De repente, los tres SA se encontraron de cara con un chico de diecisiete o dieciocho años, vestido de paisano, que venía a toda prisa en dirección opuesta. Oí gritar a uno de los nazis: «¡Ahí viene!», y los tres se arrojaron sobre él. Chilló y probó a zafarse, pero los otros fueron más rápidos. Le empujaron dentro del portal de una casa y en un instante estuvieron sobre él, pateándole y alanceándole con las agudas puntas metálicas de los estandartes. Ocurrió con tan increíble rapidez que apenas pude llegar a creer lo que veía -ya los tres nazis habían abandonado a su víctima y se abrían paso entre la multitud, camino de las escaleras de la estación del ferrocarril aéreo.

Otro transeúnte y yo fuimos los primeros en alcanzar el portal donde yacía el muchacho. Estaba acurrucado en un rincón, doblado sobre sí mismo, como un saco medio vacío. Le incorporamos y tuve una angustiosa visión de su rostro -el ojo izquierdo estaba casi salido de su órbita y de la herida manaba sangre a chorros. No estaba muerto. Alguien se ofreció a llevarle al hospital en un taxi.

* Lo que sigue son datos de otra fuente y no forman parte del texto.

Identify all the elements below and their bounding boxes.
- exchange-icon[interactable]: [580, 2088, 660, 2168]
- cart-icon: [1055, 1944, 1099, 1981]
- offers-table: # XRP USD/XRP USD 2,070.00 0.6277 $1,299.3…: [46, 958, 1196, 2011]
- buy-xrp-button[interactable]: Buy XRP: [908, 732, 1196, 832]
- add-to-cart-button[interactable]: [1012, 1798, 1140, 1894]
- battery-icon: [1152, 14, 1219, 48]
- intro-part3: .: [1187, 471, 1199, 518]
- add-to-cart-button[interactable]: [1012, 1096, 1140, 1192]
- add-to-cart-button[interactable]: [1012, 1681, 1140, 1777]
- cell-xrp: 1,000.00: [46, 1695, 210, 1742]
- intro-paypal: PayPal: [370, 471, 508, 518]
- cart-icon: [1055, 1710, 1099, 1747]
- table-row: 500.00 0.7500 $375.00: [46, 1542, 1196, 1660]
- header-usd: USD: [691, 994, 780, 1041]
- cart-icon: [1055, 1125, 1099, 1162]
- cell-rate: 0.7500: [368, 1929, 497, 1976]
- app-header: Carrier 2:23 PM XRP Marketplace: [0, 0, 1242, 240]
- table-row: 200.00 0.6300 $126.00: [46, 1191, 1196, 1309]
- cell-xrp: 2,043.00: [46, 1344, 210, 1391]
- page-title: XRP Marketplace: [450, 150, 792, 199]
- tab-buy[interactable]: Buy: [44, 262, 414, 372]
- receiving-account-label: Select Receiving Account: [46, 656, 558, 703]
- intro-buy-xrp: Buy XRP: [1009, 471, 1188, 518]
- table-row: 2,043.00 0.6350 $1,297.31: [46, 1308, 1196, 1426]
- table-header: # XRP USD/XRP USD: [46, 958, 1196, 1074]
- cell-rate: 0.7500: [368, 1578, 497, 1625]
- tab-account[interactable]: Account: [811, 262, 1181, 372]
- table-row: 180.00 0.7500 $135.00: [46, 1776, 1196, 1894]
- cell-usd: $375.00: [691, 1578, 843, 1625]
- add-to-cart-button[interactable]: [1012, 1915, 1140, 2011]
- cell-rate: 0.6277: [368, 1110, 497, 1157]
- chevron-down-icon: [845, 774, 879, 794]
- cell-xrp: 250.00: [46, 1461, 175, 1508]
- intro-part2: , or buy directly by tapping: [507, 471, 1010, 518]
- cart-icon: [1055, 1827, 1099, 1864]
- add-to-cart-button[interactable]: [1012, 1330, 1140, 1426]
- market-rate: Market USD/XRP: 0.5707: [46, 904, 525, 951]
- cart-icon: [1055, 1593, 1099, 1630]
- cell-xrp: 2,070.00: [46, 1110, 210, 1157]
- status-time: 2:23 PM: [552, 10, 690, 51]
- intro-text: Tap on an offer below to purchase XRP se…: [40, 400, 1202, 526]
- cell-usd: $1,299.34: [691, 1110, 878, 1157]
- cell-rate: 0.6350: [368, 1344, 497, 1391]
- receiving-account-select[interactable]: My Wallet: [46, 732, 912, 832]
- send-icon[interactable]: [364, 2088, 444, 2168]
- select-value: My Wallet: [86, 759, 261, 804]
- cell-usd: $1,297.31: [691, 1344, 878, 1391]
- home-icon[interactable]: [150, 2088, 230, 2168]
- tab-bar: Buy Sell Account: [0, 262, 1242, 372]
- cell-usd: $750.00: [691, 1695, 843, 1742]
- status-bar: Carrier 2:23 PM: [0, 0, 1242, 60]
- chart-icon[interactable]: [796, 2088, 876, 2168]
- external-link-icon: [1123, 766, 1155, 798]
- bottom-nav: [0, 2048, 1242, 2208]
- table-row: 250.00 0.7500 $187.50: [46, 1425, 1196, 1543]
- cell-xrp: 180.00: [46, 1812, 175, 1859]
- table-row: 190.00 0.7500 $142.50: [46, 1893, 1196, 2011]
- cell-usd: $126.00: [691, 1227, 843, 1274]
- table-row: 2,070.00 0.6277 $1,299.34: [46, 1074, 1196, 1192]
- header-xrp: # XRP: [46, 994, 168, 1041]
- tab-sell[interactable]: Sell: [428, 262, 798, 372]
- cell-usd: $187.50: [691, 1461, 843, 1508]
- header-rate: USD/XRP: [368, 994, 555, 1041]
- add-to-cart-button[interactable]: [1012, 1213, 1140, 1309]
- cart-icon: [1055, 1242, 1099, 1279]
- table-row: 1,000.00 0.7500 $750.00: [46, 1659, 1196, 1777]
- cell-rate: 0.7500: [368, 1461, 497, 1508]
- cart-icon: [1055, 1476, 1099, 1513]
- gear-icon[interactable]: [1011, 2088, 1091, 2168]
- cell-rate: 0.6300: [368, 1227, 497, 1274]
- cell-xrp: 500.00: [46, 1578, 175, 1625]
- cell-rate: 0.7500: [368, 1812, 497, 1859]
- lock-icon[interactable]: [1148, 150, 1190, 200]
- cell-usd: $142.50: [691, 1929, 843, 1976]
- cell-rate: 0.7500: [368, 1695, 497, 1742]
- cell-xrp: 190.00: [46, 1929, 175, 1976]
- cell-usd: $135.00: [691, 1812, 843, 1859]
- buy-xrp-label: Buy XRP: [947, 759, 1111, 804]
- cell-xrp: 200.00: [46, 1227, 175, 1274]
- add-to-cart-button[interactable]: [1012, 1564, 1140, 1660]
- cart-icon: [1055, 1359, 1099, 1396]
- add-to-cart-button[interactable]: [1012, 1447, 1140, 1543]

Nos rodeaban ya docenas de espectadores. Parecían sorprendidos pero no excesivamente indignados -estos incidentes ocurren ahora a menudo. « Allerhand…! », murmuraban. Veinte yardas más allá, en la esquina de la Potsdamerstrasse, estaba plantado un grupo de policías armados. Con el vientre metido y el pecho sacado, las manos descansando en las pistoleras, ignoraban tranquilamente el suceso.

Werner se ha convertido en un héroe. Su fotografía apareció hace pocos días en el Rote Fahne . «Otra víctima de la brutalidad policial», se decía al pie. Ayer era día de Año Nuevo y fui a verle al hospital.

Parece que después de Navidades hubo una batalla callejera cerca del Stettiner Bahnhof. Werner andaba por allí, sin saber de qué se trataba. Por si acaso fuese algo político empezó a gritar: «¡Frente Rojo!» Un policía intentó detenerle y Werner le pegó un puntapié en el vientre. El policía tiró del revólver y disparó tres veces a las piernas de Werner. Luego llamó a un compañero y entre los dos le metieron en un taxi. Camino del cuartelillo, los policías le golpearon en la cabeza con sus porras hasta que se desvaneció. Lo más probable es que sea procesado cuando le den de alta.

Me lo contó muy satisfecho, sentado en la cama y rodeado de admiradores y amigos. Estaban allí Rudi e Inge; ella con su sombrero a lo Enrique VIII. Sobre el edredón de la cama había desparramados recortes de periódicos. Alguien había subrayado cuidadosamente el nombre de Werner con un trazo rojo.

Hoy, 22 de enero, los nazis habían organizado una manifestación en la Bülowplatz, delante del Edificio Karl Liebknecht. Durante la pasada semana los comunistas han estado intentando que se prohibiese; decían que era una provocación -y, en realidad, eso era. Fui allí con Frank, el corresponsal de prensa.